Value lowerRetrieveTmemPtr(RetrieveTmemPtrOp op, Value handle,
ConversionPatternRewriter &rw,
DenseMap<Value, Value> &cache) {
if (auto cached = cache.lookup(handle)) return cached;
Value h = rw.create<nvvm::Tcgen05AllocSharedOp>(loc, op.getNumColumns());
rw.create<llvm::StoreOp>(loc, h, getTmemHandleSlot(op));
rw.create<nvvm::Tcgen05RelinquishAllocPermitOp>(loc);
Value ptr = rw.create<llvm::LoadOp>(loc, llvmPtr(/*as=*/3), getTmemHandleAddr(op));
cache.insert({handle, ptr});
return ptr;
}
The SM100 populator installs fifteen patterns in one call. The roster covers retrieve_tmem_ptr, tmem_load, tmem_store, tmem_alloc, tmem_dealloc, and ten further tcgen05 operations including load_b8x256 and store_b8x256. The populator gates on the tmem subtarget feature (see NVPTX Subtarget and Feature Matrix — Cached Tensor-Memory Predicate); on non-Blackwell or consumer-Blackwell builds the populator is invoked with a no-op flag and registers nothing, so the conversion target never accepts cute_nvgpu.arch.sm100.* operations and any surviving op fails legalisation with a clean diagnostic.
Conversion Invariants
- Desugaring must run before primitive CuTe conversion.
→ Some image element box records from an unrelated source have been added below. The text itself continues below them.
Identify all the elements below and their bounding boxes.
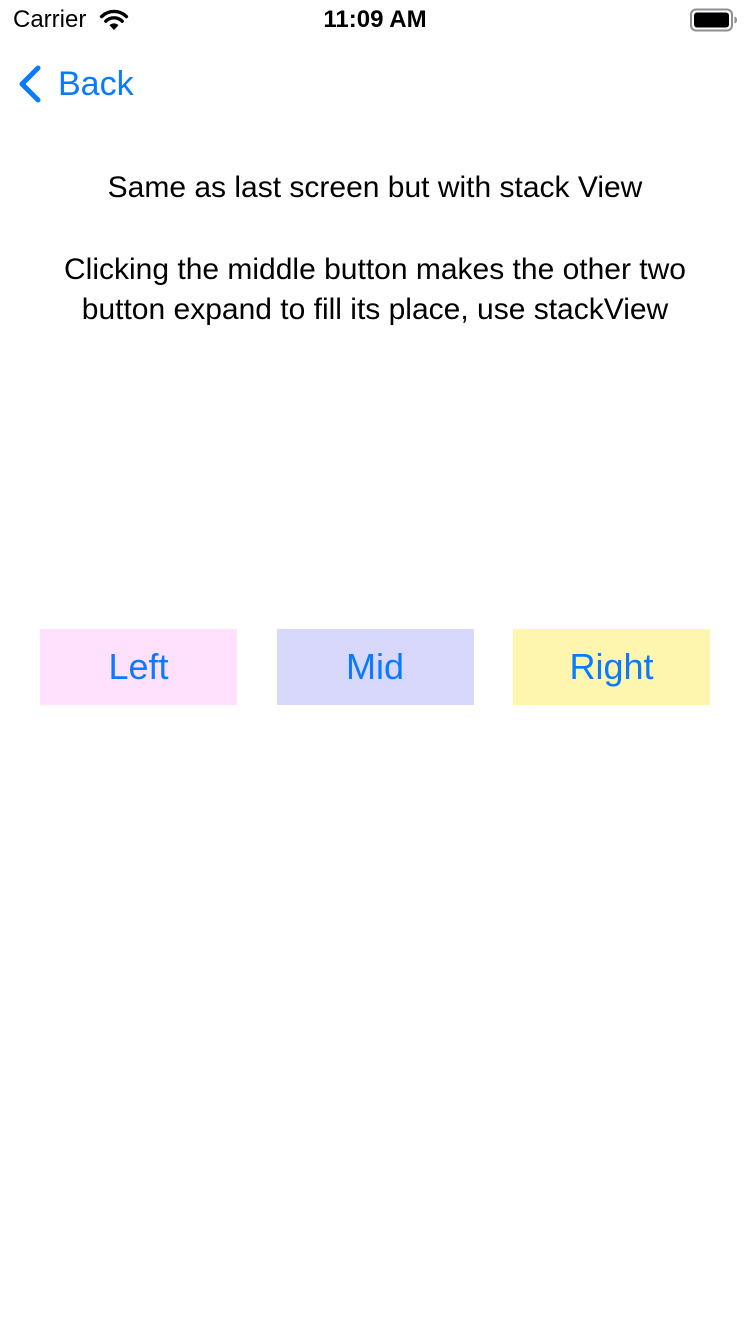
battery-icon [690, 8, 737, 32]
navigation-bar: Back [0, 40, 750, 128]
chevron-left-icon [19, 65, 41, 103]
description-body: Clicking the middle button makes the oth… [64, 253, 686, 326]
left-button[interactable]: Left [40, 629, 237, 705]
right-button[interactable]: Right [513, 629, 710, 705]
back-label: Back [58, 65, 134, 103]
clock: 11:09 AM [323, 6, 427, 33]
description: Same as last screen but with stack View … [40, 168, 710, 330]
status-bar: Carrier 11:09 AM [0, 0, 750, 40]
mid-button[interactable]: Mid [276, 629, 474, 705]
description-title: Same as last screen but with stack View [107, 171, 643, 204]
back-button[interactable]: Back [16, 62, 134, 106]
stack-view: Left Mid Right [40, 629, 710, 705]
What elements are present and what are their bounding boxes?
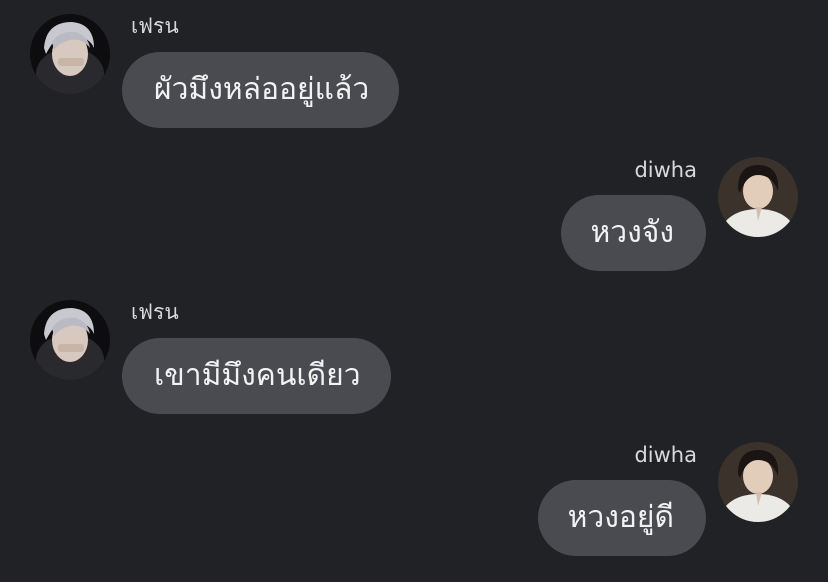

- Desugaring is target-neutral.
- Descriptor iterators must lower to a stable LLVM aggregate layout.
- CuTe tuple and layout verifiers must reject malformed non-positive leaves before descriptor construction.
- SM90 WGMMA uses register accumulators; SM100 IMMA and S2T copy use tensor-memory-backed structures.
- Atom lowerings should emit explicit diagnostics for unsupported architecture or operand type combinations.
- No CuTe-only executable operation may reach final NVPTX serialization.
Cross-References
Conversion / Lowering Overview places CuTe lowering in the companion-dialect stage that runs after TileAS bodies have lowered to LLVM. nvgpu / gpu to NVVM — NVGPU Dialect Lowering is the sister pass that consumes the architectural atoms this pass emits — WGMMA atoms go to nvvm.wgmma.*, IMMA and S2T copy atoms go to nvvm.tcgen05.*. TileAS to LLVM — Body Conversion Phases emits the residual cute_nvgpu.arch.sm100.retrieve_tmem_ptr operations this pass resolves through the per-function TMEM cache. MMA Atoms sm70-120 — SM90 WGMMA carries the canonical bit layout for GMMA descriptors. Layout Algebra — Composition gives the mathematical definition the cute.compose walk above lowers. SM Tier Roster — Copy Atom Registry lists the S2T copy atom variants the SM100 walk dispatches by.